Preparing for Biobanking 4.0: Biospecimens in a Distributed, Digital, and Data Driven World
To Know
About this Class
This presentation will explore the next emerging stage where biobanking is characterised by being part of system - Biobanking 4.0. Biobanking has always been about data generation with tissue specimens providing the biological and genomic information about a patient or donor.
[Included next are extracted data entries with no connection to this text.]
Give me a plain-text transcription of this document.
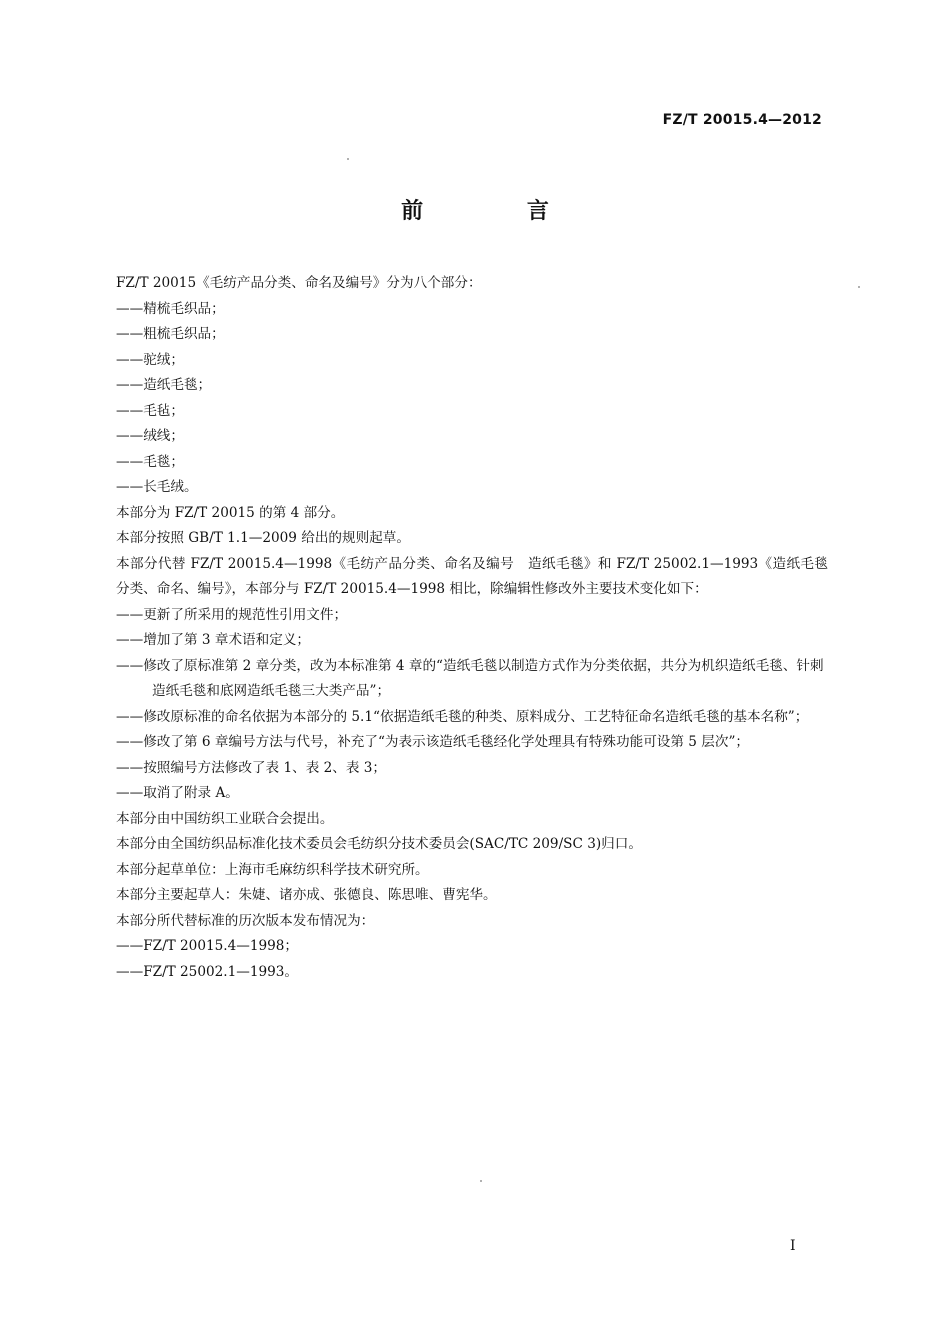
FZ/T 20015.4—2012
前 言
FZ/T 20015《毛纺产品分类、命名及编号》分为八个部分：
——精梳毛织品；
——粗梳毛织品；
——驼绒；
——造纸毛毯；
——毛毡；
——绒线；
——毛毯；
——长毛绒。
本部分为 FZ/T 20015 的第 4 部分。
本部分按照 GB/T 1.1—2009 给出的规则起草。
本部分代替 FZ/T 20015.4—1998《毛纺产品分类、命名及编号　造纸毛毯》和 FZ/T 25002.1—1993《造纸毛毯分类、命名、编号》，本部分与 FZ/T 20015.4—1998 相比，除编辑性修改外主要技术变化如下：
——更新了所采用的规范性引用文件；
——增加了第 3 章术语和定义；
——修改了原标准第 2 章分类，改为本标准第 4 章的“造纸毛毯以制造方式作为分类依据，共分为机织造纸毛毯、针刺造纸毛毯和底网造纸毛毯三大类产品”；
——修改原标准的命名依据为本部分的 5.1“依据造纸毛毯的种类、原料成分、工艺特征命名造纸毛毯的基本名称”；
——修改了第 6 章编号方法与代号，补充了“为表示该造纸毛毯经化学处理具有特殊功能可设第 5 层次”；
——按照编号方法修改了表 1、表 2、表 3；
——取消了附录 A。
本部分由中国纺织工业联合会提出。
本部分由全国纺织品标准化技术委员会毛纺织分技术委员会(SAC/TC 209/SC 3)归口。
本部分起草单位：上海市毛麻纺织科学技术研究所。
本部分主要起草人：朱婕、诸亦成、张德良、陈思唯、曹宪华。
本部分所代替标准的历次版本发布情况为：
——FZ/T 20015.4—1998；
——FZ/T 25002.1—1993。
I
Within Biobanking 4.0 biospecimens are viewed ‘packages’ of information that once unpacked through ‘omics’ technologies provide a complex amount of digital information, able to be deciphered through novel computer science, including machine learning and AI. Using examples of our local biobanking activity I will define the growing role biobanks have in feeding the informatics pipelines that now function as integrated translational and clinical research data ecosystems enabled via data driven strategies including federated learning. The emerging needs of these ever increasingly intricate data driven systems are projected to have an impact on current biobanking practices requiring a more immediate and dynamic tissue handling activity where sample storage is not as prominent but a more distributed biobanking infrastructure will need to be established, utilizing novel enterprise architecture including blockchain. Finally, consideration of how new strategies for biospecimens management will challenge current dogma around patient engagement through their biospecimens into research including an exploration of the principles around the need for informed consent, anonymization practices, data ownership and commodification, donor agency as well as equity in data access to all researchers.